The base is stuff I pulled out of the scrap bin, to save some money. Lesson learned? Time is money. It took me a couple of hours to cut the crap off the scrap, clean it up, then weld the two halves together – could have bought a nice clean square plate for a few bucks. But the point of this project was to practice and learn, and so I welded pieces of scrap together. And I learned another lesson: when you start to weld, the heat can pull the pieces together, so my flat base isn’t exactly flat.

Much better way to dry bottles! Yes, I know, all the water will drain all over the table. That will be fixed in phase 2.
Much better way to dry bottles! Yes, I know, all the water will drain all over the table. That will be fixed in phase 2.

Yes, I still have all my fingers and toes, no, I didn’t burn me or anything else. I did use the bench grinder to throw a small piece of dowel rod across the room. Fortunately it didn’t go through a wall, or me, and I was the only person in the room so nobody else knows what an idiot thing I did.

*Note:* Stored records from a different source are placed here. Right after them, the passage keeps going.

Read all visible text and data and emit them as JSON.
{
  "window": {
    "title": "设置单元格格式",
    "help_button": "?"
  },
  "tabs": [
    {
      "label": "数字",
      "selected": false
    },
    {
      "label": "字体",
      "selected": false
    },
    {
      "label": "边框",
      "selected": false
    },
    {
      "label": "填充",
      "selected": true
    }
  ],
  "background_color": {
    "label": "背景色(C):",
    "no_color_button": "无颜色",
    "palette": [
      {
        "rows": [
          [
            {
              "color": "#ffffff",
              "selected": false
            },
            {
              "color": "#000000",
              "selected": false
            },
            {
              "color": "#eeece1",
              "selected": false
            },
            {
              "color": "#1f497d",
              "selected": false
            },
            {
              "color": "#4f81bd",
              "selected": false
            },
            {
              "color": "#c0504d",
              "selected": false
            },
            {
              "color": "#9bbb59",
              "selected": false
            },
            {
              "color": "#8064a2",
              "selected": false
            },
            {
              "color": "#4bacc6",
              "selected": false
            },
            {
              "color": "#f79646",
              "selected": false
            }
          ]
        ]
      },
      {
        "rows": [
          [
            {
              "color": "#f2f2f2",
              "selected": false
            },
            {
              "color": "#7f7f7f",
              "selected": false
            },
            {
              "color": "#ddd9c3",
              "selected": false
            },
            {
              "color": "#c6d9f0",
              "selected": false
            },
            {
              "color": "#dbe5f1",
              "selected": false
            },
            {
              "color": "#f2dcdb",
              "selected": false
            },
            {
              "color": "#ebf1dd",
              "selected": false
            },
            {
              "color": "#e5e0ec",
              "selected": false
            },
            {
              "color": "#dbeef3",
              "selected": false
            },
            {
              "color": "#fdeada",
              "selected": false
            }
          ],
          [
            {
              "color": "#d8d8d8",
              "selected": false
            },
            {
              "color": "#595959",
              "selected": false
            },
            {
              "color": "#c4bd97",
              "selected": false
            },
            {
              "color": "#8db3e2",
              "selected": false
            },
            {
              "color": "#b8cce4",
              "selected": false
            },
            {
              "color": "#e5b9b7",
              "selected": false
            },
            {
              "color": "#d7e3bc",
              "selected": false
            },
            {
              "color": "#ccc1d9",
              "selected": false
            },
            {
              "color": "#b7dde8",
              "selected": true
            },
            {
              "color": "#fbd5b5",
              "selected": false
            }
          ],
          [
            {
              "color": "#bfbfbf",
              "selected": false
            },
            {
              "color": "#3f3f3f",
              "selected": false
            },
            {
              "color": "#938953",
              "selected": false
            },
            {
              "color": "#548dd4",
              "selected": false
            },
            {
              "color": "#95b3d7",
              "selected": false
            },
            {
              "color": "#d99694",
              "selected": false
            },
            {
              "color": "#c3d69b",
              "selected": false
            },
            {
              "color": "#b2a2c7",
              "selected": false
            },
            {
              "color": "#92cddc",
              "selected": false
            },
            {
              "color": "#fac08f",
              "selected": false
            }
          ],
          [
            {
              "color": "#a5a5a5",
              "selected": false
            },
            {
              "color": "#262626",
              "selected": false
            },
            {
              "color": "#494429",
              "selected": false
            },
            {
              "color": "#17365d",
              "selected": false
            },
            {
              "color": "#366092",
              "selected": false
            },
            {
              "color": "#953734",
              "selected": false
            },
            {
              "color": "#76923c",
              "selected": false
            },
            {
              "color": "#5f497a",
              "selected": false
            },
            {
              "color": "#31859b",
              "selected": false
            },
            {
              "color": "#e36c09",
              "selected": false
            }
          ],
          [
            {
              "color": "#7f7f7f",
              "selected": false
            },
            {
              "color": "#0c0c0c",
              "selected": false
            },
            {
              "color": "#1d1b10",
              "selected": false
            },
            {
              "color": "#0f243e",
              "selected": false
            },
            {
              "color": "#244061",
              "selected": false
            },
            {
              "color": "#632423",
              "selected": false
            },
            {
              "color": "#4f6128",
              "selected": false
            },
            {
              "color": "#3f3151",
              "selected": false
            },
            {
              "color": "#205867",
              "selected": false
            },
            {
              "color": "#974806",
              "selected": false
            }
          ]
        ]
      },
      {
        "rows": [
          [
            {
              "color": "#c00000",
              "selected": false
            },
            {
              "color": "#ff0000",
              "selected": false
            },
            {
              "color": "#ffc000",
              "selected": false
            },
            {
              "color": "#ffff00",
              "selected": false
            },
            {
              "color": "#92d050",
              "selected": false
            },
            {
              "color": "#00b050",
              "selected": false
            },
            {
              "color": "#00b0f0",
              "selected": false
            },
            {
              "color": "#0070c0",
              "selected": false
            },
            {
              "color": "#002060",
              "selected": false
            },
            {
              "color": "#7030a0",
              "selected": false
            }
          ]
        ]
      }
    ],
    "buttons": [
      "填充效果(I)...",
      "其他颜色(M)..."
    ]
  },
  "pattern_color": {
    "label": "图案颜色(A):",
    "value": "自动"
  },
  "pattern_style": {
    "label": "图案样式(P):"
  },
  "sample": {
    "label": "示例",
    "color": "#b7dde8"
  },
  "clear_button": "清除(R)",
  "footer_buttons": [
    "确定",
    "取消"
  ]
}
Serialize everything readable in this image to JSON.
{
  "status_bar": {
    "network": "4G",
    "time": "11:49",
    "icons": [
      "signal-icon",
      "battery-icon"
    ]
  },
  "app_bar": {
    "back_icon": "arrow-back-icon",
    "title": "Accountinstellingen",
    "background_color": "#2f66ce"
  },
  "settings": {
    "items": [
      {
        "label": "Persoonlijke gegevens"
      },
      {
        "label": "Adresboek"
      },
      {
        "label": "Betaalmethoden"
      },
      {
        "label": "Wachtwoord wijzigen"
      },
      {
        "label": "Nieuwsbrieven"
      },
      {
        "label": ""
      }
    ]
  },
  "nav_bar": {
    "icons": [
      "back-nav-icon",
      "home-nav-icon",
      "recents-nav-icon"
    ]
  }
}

And I met another new friend: “Evan” had some welding to do, too, and asked if he could jump in from time to time during my reservation period. I said “of course”, since I didn’t know what I was doing and was taking ten times longer than a normal welder. He kindly offered to give me tips and suggestions – even let me borrow his angle grinder. He taught me several things about the basics of welding, as well as critiquing my welds and giving me confidence. And when he had to leave before I was done, he left his own grinding disk with me so I didn’t have to buy one for the shop’s grinder. I had also gotten a lot of assistance from Tyler, one of TechShops always-helpful DCs – without him and Evan this project might have ended up in the scrap bin!